O(1) Unsafely cast a mutable vector from one element type to another. The operation just changes the type of the underlying pointer and does not modify the elements.

The resulting vector contains as many elements as can fit into the underlying memory block.

Create a mutable vector from a ForeignPtr with an offset and a length.

Modifying data through the ForeignPtr afterwards is unsafe if the vector could have been frozen before the modification.

If your offset is 0 it is more efficient to use unsafeFromForeignPtr0.

O(1) Create a mutable vector from a ForeignPtr and a length.
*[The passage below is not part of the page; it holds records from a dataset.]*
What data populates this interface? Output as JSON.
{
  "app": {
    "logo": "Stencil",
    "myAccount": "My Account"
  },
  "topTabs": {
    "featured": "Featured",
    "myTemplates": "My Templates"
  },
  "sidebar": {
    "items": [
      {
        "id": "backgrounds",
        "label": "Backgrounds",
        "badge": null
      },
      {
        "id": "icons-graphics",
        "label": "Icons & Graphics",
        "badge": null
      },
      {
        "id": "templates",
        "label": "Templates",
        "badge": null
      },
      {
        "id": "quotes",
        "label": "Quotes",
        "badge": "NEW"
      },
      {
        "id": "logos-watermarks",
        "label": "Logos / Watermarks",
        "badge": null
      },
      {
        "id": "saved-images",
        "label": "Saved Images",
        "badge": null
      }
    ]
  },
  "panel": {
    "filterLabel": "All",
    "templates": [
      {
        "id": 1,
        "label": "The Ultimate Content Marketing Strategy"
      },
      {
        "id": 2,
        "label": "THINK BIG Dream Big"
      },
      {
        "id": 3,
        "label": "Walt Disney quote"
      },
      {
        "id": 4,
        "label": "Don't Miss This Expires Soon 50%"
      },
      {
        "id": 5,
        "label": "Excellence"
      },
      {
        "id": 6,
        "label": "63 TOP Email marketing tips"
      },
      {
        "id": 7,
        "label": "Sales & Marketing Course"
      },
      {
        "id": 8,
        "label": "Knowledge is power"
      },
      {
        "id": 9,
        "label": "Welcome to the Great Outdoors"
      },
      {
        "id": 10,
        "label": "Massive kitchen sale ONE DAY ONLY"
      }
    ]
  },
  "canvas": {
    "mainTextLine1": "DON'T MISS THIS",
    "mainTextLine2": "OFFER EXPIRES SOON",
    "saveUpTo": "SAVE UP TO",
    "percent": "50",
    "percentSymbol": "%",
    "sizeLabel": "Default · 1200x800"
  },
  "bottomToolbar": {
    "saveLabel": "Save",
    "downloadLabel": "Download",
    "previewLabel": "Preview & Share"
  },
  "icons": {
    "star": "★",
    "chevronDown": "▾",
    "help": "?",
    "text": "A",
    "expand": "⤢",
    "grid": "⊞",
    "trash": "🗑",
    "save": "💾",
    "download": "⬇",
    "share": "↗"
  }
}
It is assumed the pointer points directly to the data (no offset). Use unsafeFromForeignPtr if you need to specify an offset.

Modifying data through the ForeignPtr afterwards is unsafe if the vector could have been frozen before the modification.

Yield the underlying ForeignPtr together with the offset to the data and its length. Modifying the data through the ForeignPtr is unsafe if the vector could have frozen before the modification.

O(1) Yield the underlying ForeignPtr together with its length.

You can assume the pointer points directly to the data (no offset).

Modifying the data through the ForeignPtr is unsafe if the vector could have frozen before the modification.

Pass a pointer to the vector's data to the IO action. Modifying data through the pointer is unsafe if the vector could have been frozen before the modification.